Quatro anos. Este é o prazo que o povo brasileiro pode esperar para que o Judiciário esteja totalmente informatizado – da folha de pagamento da menor Comarca ao próprio processo judcial. Um sonho? O secretário-geral do Conselho Nacional de Justiça garante que não. E credita esta futura façanha à própria razão de existir do Conselho do qual ele faz parte desde sua instalação em junho de 1995.
Depois da resistência inicial oferecida pelo próprio Judiciário, Tejada acredita que a idéia de um órgão de controle externo e de gestão estratégica da Justiça vingou. Hoje, dois anos depois da criação do Conselho, fiscalizado e fiscalizador andam juntos.
“É uma relação de amor e ódio”, reconhece Tejada, que na condição de secretário-geral é o responsável pelo controle administrativo do conselho.Juiz Federal no Rio Grande do Sul, Tejada, está no CNJ desde sua instalação por força da Emenda Constitucional 45, em . Em março de 2006, assumiu a secretaria-geral do CNJ e lá fica até abril de 2008. Acompanhou de perto os obstáculos que o CNJ teve de ultrapassar nesses dois anos de existência.
Hoje, ele sabe que há resistências, mas comemora que, no geral, o Conselho Nacional de Justiça foi aceito. A própria Associação dos Magistrados Brasileiros, que contestou no Supremo Tribunal Federal a criação do conselho, quis colocar um de seus representantes como membro da nova composição, que tomou posse em junho deste ano.

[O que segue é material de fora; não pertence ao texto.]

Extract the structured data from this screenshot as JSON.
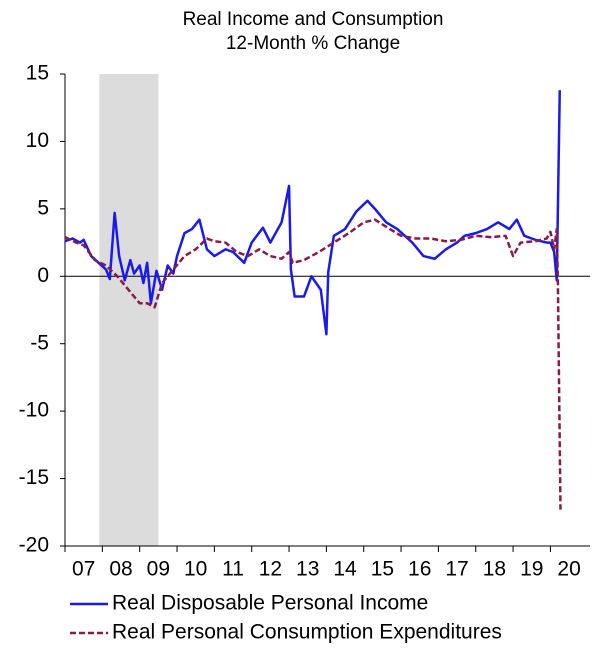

O conselheiro acredita que a informatização é o grande desafio do Judiciário, nos dias de hoje. E quando fala de desafio, não está se referindo especialmente ao imenso trabalho material de equipar e modernizar o Judiciário, mas à missão de vencer o conservadorismo das mentes que operam a Justiça no país. Mas Tejada é um otimista.
Ao contrário do que faz crer a lentidão e a pouca eficiência do sistema, ele sustenta que o processo de informatização do Judiciário não está atrasado. “No geral, o Poder Judiciário é muito informatizado. Não perde para os outros ramos do serviço público. Aliás, até ganha deles.” Ele explica que a informática é usada para catalogar os processos em papel. O desafio agora é digitalizar esses processos e acabar com o papel. Criar o chamado processo virtual. “O Brasil é pioneiro no processo virtual, já que o conservadorismo da Justiça não é só uma prerrogativa brasileira, mas um problema mundial.”